Pros and Cons of Remedian

In this example we test remedian.Remedian against numpy.median() in terms of three parameters:

• computation time

• mean squared error compared to true median

• memory needed for computation

# Authors: Stefan Appelhoff <stefan.appelhoff@mailbox.org>
# License: MIT

First we import what we need for this example.

from timeit import default_timer as timer

import matplotlib.pyplot as plt
import numpy as np

from remedian import Remedian

We start by generating two datasets that we want to compute the median of along the last dimension (or approximate the median via Remedian).

n = 500  # this is the dimension across which we want to compute the median
data_shape = (50, 50, n)
data_unif = np.random.random(data_shape)
data_norm = np.random.randn(*data_shape)

Now let’s measure three parameters: The time it takes to compute the Remedian, the memory it needs to keep the data loaded, and the mean squared error compared to the true median.

We will do this for different Remedian n_obs parameters. n_obs determines how many intermediate medians are taken to approximate the median.

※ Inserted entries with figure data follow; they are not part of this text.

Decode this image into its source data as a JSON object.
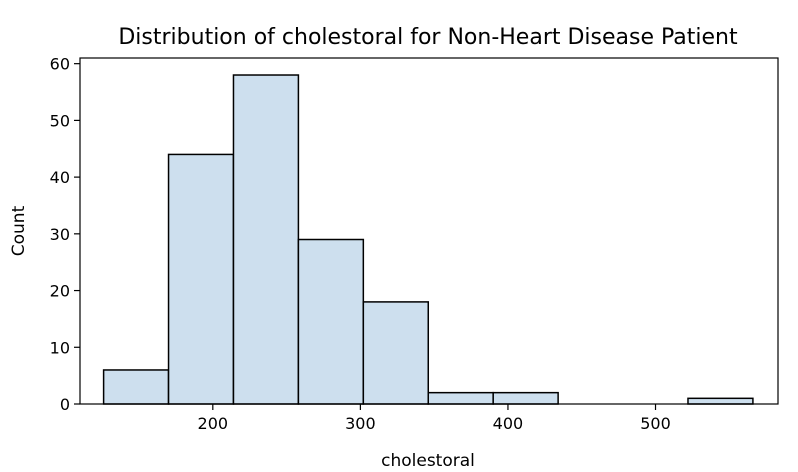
{
  "chart_data": {
    "type": "bar",
    "title": "Distribution of cholestoral for Non-Heart Disease Patient",
    "xlabel": "cholestoral",
    "ylabel": "Count",
    "bin_edges": [
      126,
      170,
      214,
      258,
      302,
      346,
      390,
      434,
      478,
      522,
      566
    ],
    "values": [
      6,
      44,
      58,
      29,
      18,
      2,
      2,
      0,
      0,
      1
    ],
    "xlim": [
      110,
      583
    ],
    "ylim": [
      0,
      61
    ],
    "xticks": [
      200,
      300,
      400,
      500
    ],
    "yticks": [
      0,
      10,
      20,
      30,
      40,
      50,
      60
    ],
    "grid": false,
    "bar_color": "#cddfee",
    "edge_color": "#000000"
  }
}
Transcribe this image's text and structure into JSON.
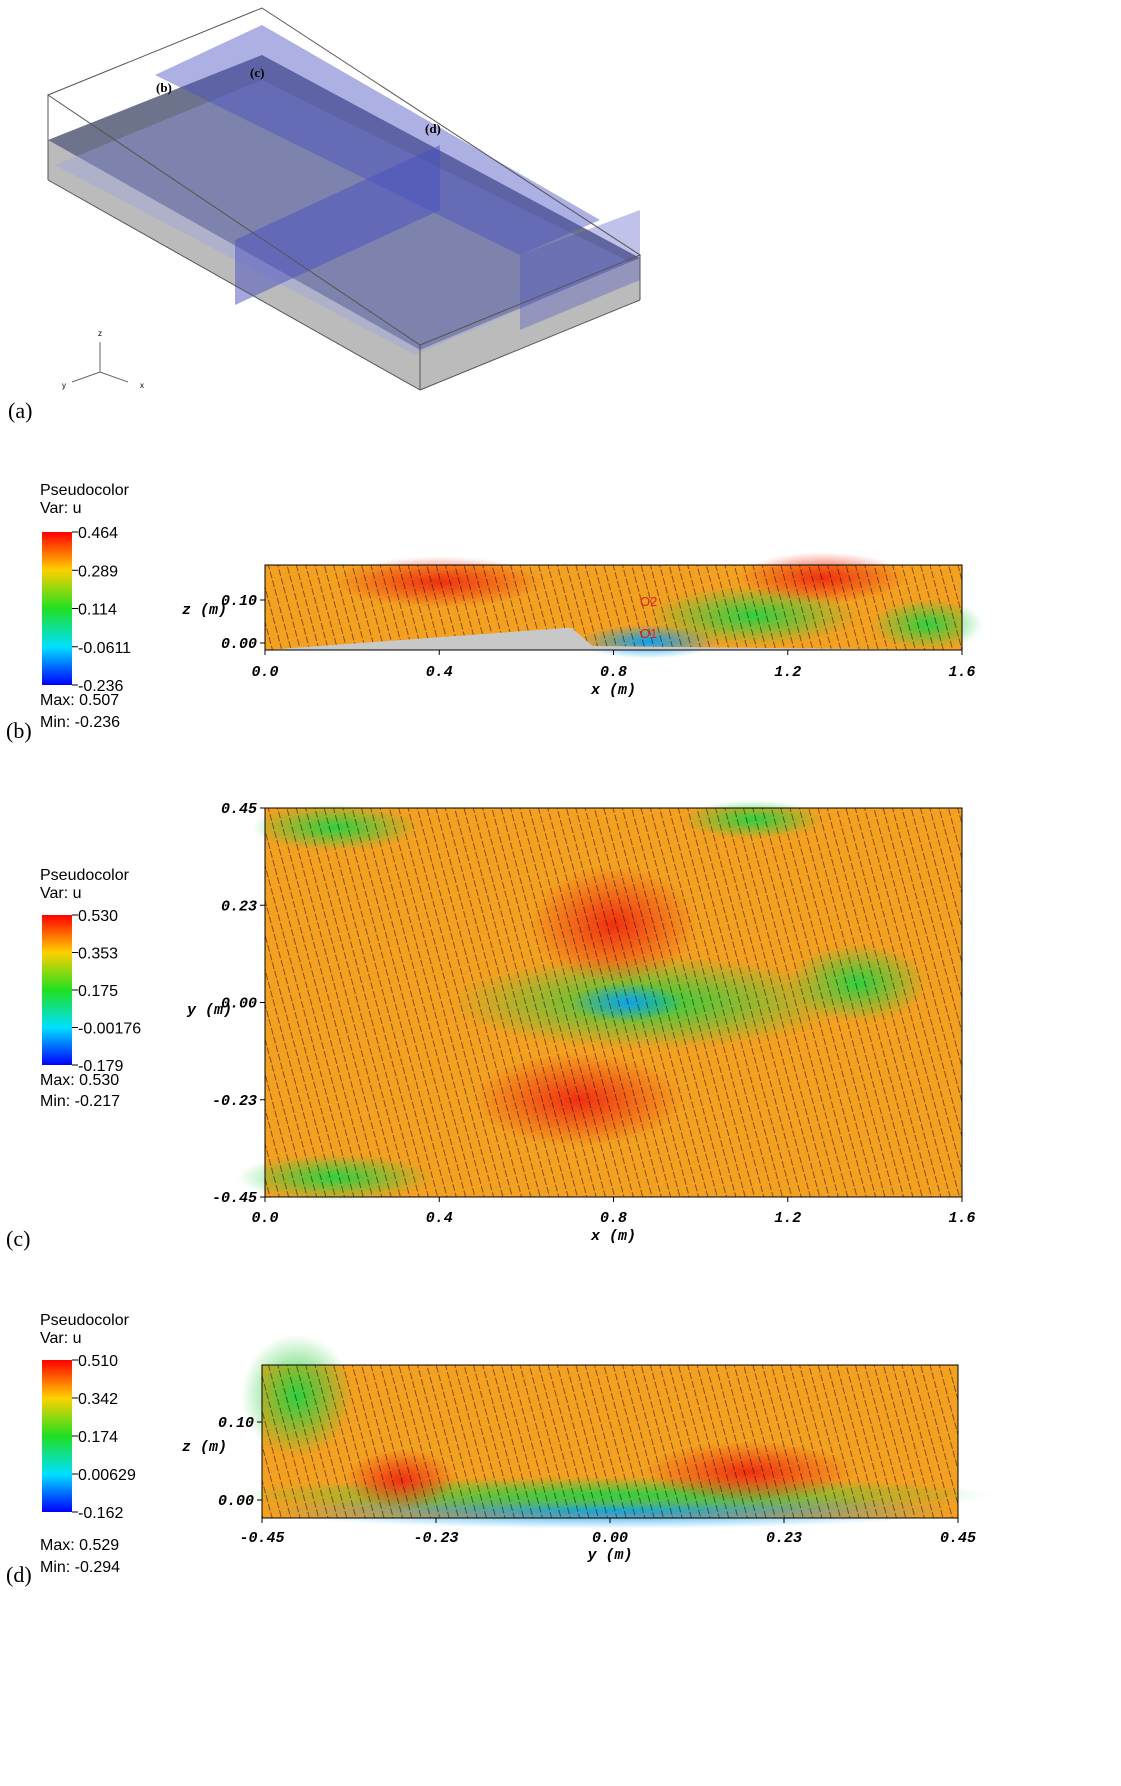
{
  "panels": [
    {
      "label": "(a)",
      "annotations": [
        "(b)",
        "(c)",
        "(d)"
      ],
      "axes": [
        "z",
        "y",
        "x"
      ]
    },
    {
      "label": "(b)",
      "legend": {
        "title": "Pseudocolor",
        "variable": "Var: u",
        "ticks": [
          "0.464",
          "0.289",
          "0.114",
          "-0.0611",
          "-0.236"
        ],
        "max": "Max:  0.507",
        "min": "Min: -0.236"
      },
      "y_label": "z  (m)",
      "x_label": "x  (m)",
      "y_ticks": [
        "0.10",
        "0.00"
      ],
      "x_ticks": [
        "0.0",
        "0.4",
        "0.8",
        "1.2",
        "1.6"
      ],
      "markers": [
        "O2",
        "O1"
      ]
    },
    {
      "label": "(c)",
      "legend": {
        "title": "Pseudocolor",
        "variable": "Var: u",
        "ticks": [
          "0.530",
          "0.353",
          "0.175",
          "-0.00176",
          "-0.179"
        ],
        "max": "Max:  0.530",
        "min": "Min: -0.217"
      },
      "y_label": "y  (m)",
      "x_label": "x  (m)",
      "y_ticks": [
        "0.45",
        "0.23",
        "0.00",
        "-0.23",
        "-0.45"
      ],
      "x_ticks": [
        "0.0",
        "0.4",
        "0.8",
        "1.2",
        "1.6"
      ]
    },
    {
      "label": "(d)",
      "legend": {
        "title": "Pseudocolor",
        "variable": "Var: u",
        "ticks": [
          "0.510",
          "0.342",
          "0.174",
          "0.00629",
          "-0.162"
        ],
        "max": "Max:  0.529",
        "min": "Min: -0.294"
      },
      "y_label": "z  (m)",
      "x_label": "y  (m)",
      "y_ticks": [
        "0.10",
        "0.00"
      ],
      "x_ticks": [
        "-0.45",
        "-0.23",
        "0.00",
        "0.23",
        "0.45"
      ]
    }
  ]
}
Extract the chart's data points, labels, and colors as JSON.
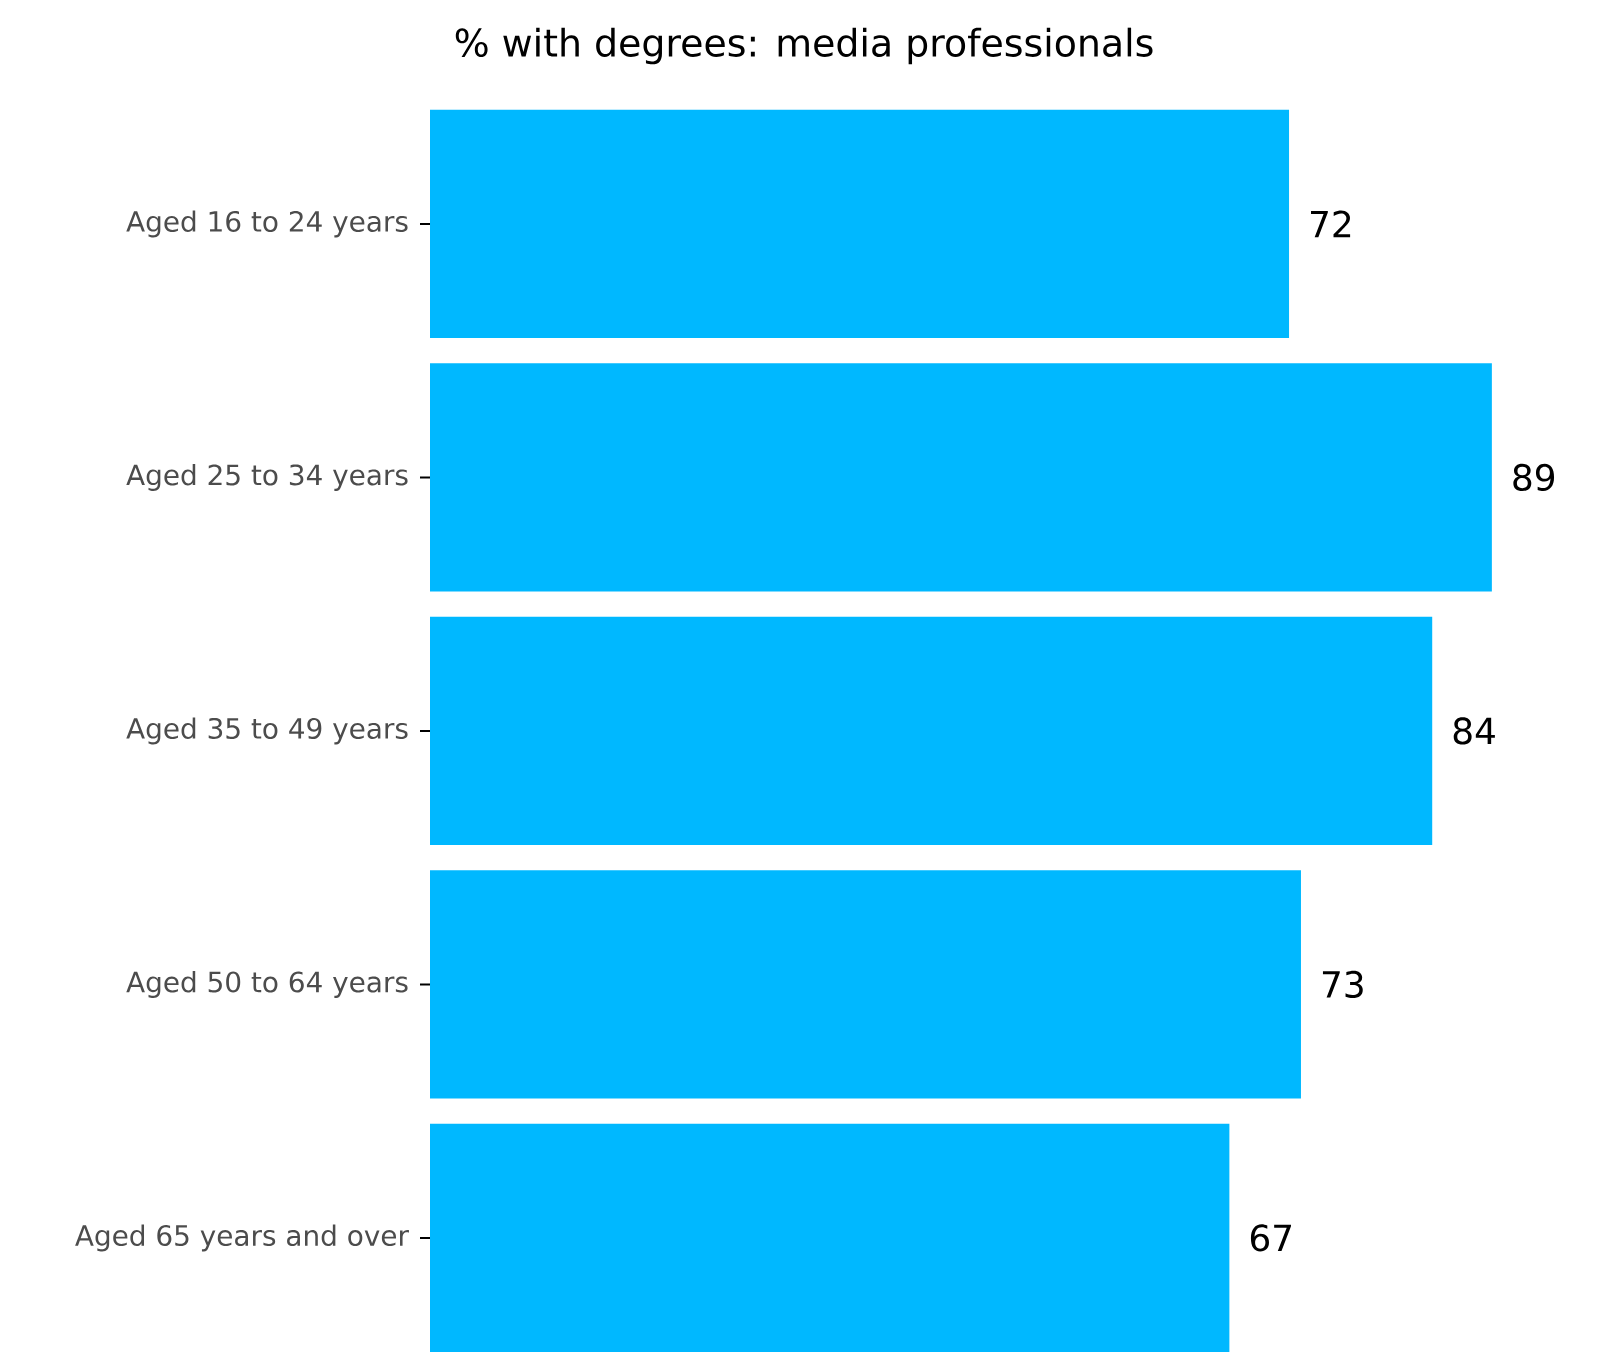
{
  "chart_data": {
    "type": "bar",
    "orientation": "horizontal",
    "title": "% with degrees: media professionals",
    "categories": [
      "Aged 16 to 24 years",
      "Aged 25 to 34 years",
      "Aged 35 to 49 years",
      "Aged 50 to 64 years",
      "Aged 65 years and over"
    ],
    "values": [
      72,
      89,
      84,
      73,
      67
    ],
    "color": "#00b8ff",
    "data_labels": true,
    "tick_labels": "y"
  }
}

Low n_obs means little memory required, but also a more noisy estimation of the median. High n_obs or n_obs equal to n equals the true median.

datas = [data_unif, data_norm]
n_obses = range(2, n+1)  # n_obs cannot be 1 or smaller

# The three parameters we want to collect data on
memory_needed = np.zeros((len(datas), len(n_obses)))
compute_times = np.zeros((len(datas), len(n_obses)))
mses = np.zeros((len(datas), len(n_obses)))

# Start collecting the data across our two generated datasets
for idata, data in enumerate(datas):

    # calculate true median for this dataset
    median = np.median(data, axis=-1)

    # Calculate the Remedian for this dataset, given differen ``n_obs`` params
    for in_obs, n_obs in enumerate(n_obses):

        start = timer()
        # New Remedian object
        rem = Remedian(data_shape[:-1], n_obs, n)

        # calculate the remedian
        for data_idx in range(n):
            rem.add_obs(data[..., data_idx])

        approx_median = rem.remedian
        end = timer()

        # Time elapsed in seconds
        compute_times[idata, in_obs] = end - start

        # Memory needed in bytes
        memory_needed[idata, in_obs] = n_obs * (data[..., data_idx].size *
                                                data[..., data_idx].itemsize)

        # mean square error from true median
        mses[idata, in_obs] = np.mean((approx_median-median)**2)

We ran our data collection for n_obs parameters up to n, which equals the median as given by np.median(). Let’s plot the results.

fig, axs = plt.subplots(3, 1, figsize=(10, 7.5), sharex=True)

names = ['memory_needed_[bytes]', 'computation_time_[s]', 'mean_squared_error']
results = [memory_needed, compute_times, mses]
for ax, name, result in zip(axs, names, results):

    ax.plot(n_obses, result[0, ...], label='data_unif')
    ax.plot(n_obses, result[1, ...], label='data_norm', linestyle='--')
    ax.axvline(n_obses[-1], color='black', linestyle='--',
               label='*true* median')

    ax.set_ylabel(name)
    if name.startswith('memory'):
        ax.legend()

ax.set_xlabel('`n_obs` parameter')
fig.tight_layout()

In summary:

• Remedian needs less memory than the true median

• Remedian’s n_obs parameter can be set in a “good” or “bad” way regarding the mean squared error compared to the true median

• Remedian’s timing seems to be relatively unaffected by the n_obs parameter, and close to the timing of the true median.